Deuxièmement, je pense que le vrai pèlerin est, comme on le définissait au Moyen Âge, un "homo viator", c'est-à-dire un homme qui marche, quelqu'un qui se consacre continuellement non seulement à lui-même et aux lieux traditionnels où les pèlerinages sont habituellement effectués, comme le Camino de Santiago, Rome ou Jérusalem, mais aussi à tous ces petits environnements physiques et spirituels de la vie ordinaire, où il devient, anthropologiquement, l'instrument d'une théophanie, d'une manifestation du divin, à travers les prières qu'il accomplit tout en marchant.
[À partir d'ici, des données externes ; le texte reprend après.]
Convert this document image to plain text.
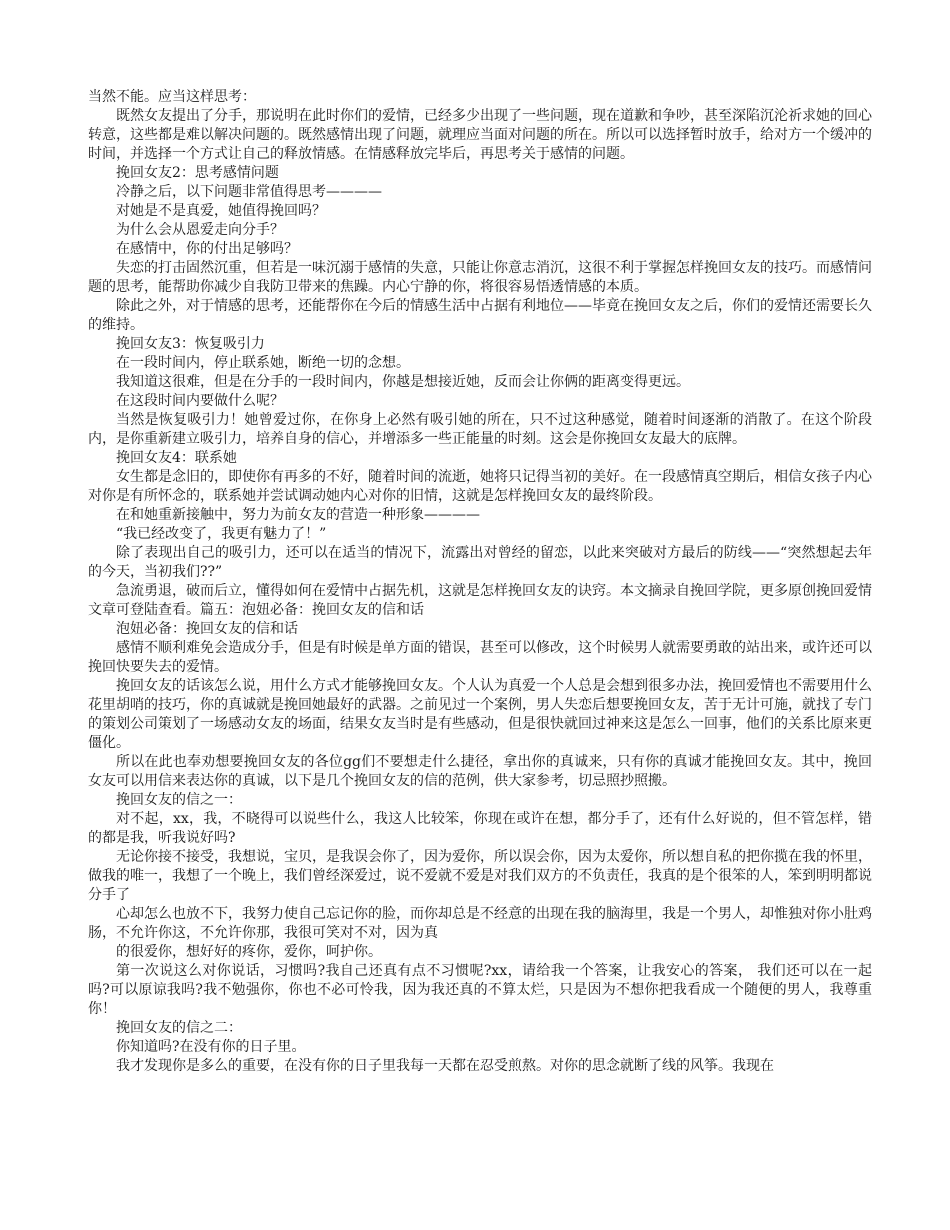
当然不能。应当这样思考：

既然女友提出了分手，那说明在此时你们的爱情，已经多少出现了一些问题，现在道歉和争吵，甚至深陷沉沦祈求她的回心转意，这些都是难以解决问题的。既然感情出现了问题，就理应当面对问题的所在。所以可以选择暂时放手，给对方一个缓冲的时间，并选择一个方式让自己的释放情感。在情感释放完毕后，再思考关于感情的问题。

挽回女友2：思考感情问题

冷静之后，以下问题非常值得思考————

对她是不是真爱，她值得挽回吗？

为什么会从恩爱走向分手？

在感情中，你的付出足够吗？

失恋的打击固然沉重，但若是一味沉溺于感情的失意，只能让你意志消沉，这很不利于掌握怎样挽回女友的技巧。而感情问题的思考，能帮助你减少自我防卫带来的焦躁。内心宁静的你，将很容易悟透情感的本质。

除此之外，对于情感的思考，还能帮你在今后的情感生活中占据有利地位——毕竟在挽回女友之后，你们的爱情还需要长久的维持。

挽回女友3：恢复吸引力

在一段时间内，停止联系她，断绝一切的念想。

我知道这很难，但是在分手的一段时间内，你越是想接近她，反而会让你俩的距离变得更远。

在这段时间内要做什么呢？

当然是恢复吸引力！她曾爱过你，在你身上必然有吸引她的所在，只不过这种感觉，随着时间逐渐的消散了。在这个阶段内，是你重新建立吸引力，培养自身的信心，并增添多一些正能量的时刻。这会是你挽回女友最大的底牌。

挽回女友4：联系她

女生都是念旧的，即使你有再多的不好，随着时间的流逝，她将只记得当初的美好。在一段感情真空期后，相信女孩子内心对你是有所怀念的，联系她并尝试调动她内心对你的旧情，这就是怎样挽回女友的最终阶段。

在和她重新接触中，努力为前女友的营造一种形象————

“我已经改变了，我更有魅力了！”

除了表现出自己的吸引力，还可以在适当的情况下，流露出对曾经的留恋，以此来突破对方最后的防线——“突然想起去年的今天，当初我们??”

急流勇退，破而后立，懂得如何在爱情中占据先机，这就是怎样挽回女友的诀窍。本文摘录自挽回学院，更多原创挽回爱情文章可登陆查看。篇五：泡妞必备：挽回女友的信和话

泡妞必备：挽回女友的信和话

感情不顺利难免会造成分手，但是有时候是单方面的错误，甚至可以修改，这个时候男人就需要勇敢的站出来，或许还可以挽回快要失去的爱情。

挽回女友的话该怎么说，用什么方式才能够挽回女友。个人认为真爱一个人总是会想到很多办法，挽回爱情也不需要用什么花里胡哨的技巧，你的真诚就是挽回她最好的武器。之前见过一个案例，男人失恋后想要挽回女友，苦于无计可施，就找了专门的策划公司策划了一场感动女友的场面，结果女友当时是有些感动，但是很快就回过神来这是怎么一回事，他们的关系比原来更僵化。

所以在此也奉劝想要挽回女友的各位gg们不要想走什么捷径，拿出你的真诚来，只有你的真诚才能挽回女友。其中，挽回女友可以用信来表达你的真诚，以下是几个挽回女友的信的范例，供大家参考，切忌照抄照搬。

挽回女友的信之一：

对不起，xx，我，不晓得可以说些什么，我这人比较笨，你现在或许在想，都分手了，还有什么好说的，但不管怎样，错的都是我，听我说好吗?

无论你接不接受，我想说，宝贝，是我误会你了，因为爱你，所以误会你，因为太爱你，所以想自私的把你揽在我的怀里，做我的唯一，我想了一个晚上，我们曾经深爱过，说不爱就不爱是对我们双方的不负责任，我真的是个很笨的人，笨到明明都说分手了

心却怎么也放不下，我努力使自己忘记你的脸，而你却总是不经意的出现在我的脑海里，我是一个男人，却惟独对你小肚鸡肠，不允许你这，不允许你那，我很可笑对不对，因为真

的很爱你，想好好的疼你，爱你，呵护你。

第一次说这么对你说话，习惯吗?我自己还真有点不习惯呢?xx，请给我一个答案，让我安心的答案， 我们还可以在一起吗?可以原谅我吗?我不勉强你，你也不必可怜我，因为我还真的不算太烂，只是因为不想你把我看成一个随便的男人，我尊重你！

挽回女友的信之二：

你知道吗?在没有你的日子里。

我才发现你是多么的重要，在没有你的日子里我每一天都在忍受煎熬。对你的思念就断了线的风筝。我现在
Au sens chrétien, pour le dire plus simplement, le chrétien est le Christ, car il est membre du corps du Christ, ce n'est donc plus lui qui vit et qui marche, mais il est le Christ, le même Christ qui a parcouru les routes de Galilée, de Judée et de Samarie et qui continue aujourd'hui à parcourir les rues de Rome, de Madrid, de Bogota, de New York.

Divinité civilisatrice

En effet, dans l'anthropologie du Moyen Âge, ce qui distinguait l'espace ("káos") du lieu ("kósmos") était une théophanie : la manifestation du divin et la présence du sacré, par lesquelles tout ce qui était sauvage, plein de démons et de superstitions, inexploré et non civilisé, inculte, devenait une terre consacrée à Dieu, civile, bien ordonnée, gouvernée, sûre, le "non-être" qui devenait "l'être". Les rues et les sanctuaires de l'Europe médiévale étaient donc les artères de la civilisation et les pèlerins qui les parcouraient étaient le sang qui coulait, signe de la divinité civilisatrice.

Dans le livre "L'homme vivant" de G. K. Chesterton, le protagoniste est Innocent Smith, un personnage excentrique qui parvient à améliorer la situation et la vie des personnes qu'il rencontre, bien qu'il soit injustement accusé de divers crimes, simplement parce qu'il est un homme heureux qui souhaite transmettre aux autres la joie de sa propre condition. À travers lui, même le mauvais semble devenir bon. Il est cet "homme vivant".

Homme vivant et "homo viator

Si nous y réfléchissons, nous, chrétiens, pèlerins dans ce monde, pouvons combiner, dans notre vie, les deux concepts d'homme vivant et d'"homo viator". Chaque jour, nous pouvons reconsacrer les rues, les places, les quartiers de nos pays affligés, en ces temps de pauvreté matérielle et spirituelle et de crise dans tous les domaines de l'existence humaine. Nous n'avons pas besoin d'être si dignes ou sans péché, parfaits et comblés dans notre vie et notre travail. Il suffit de nous nourrir quotidiennement à la source de la vie pour devenir des hommes et des femmes vivants et, en marchant sur les routes de notre vie, des "homines viatores", des porteurs de la grâce que nous recevons sans la mériter.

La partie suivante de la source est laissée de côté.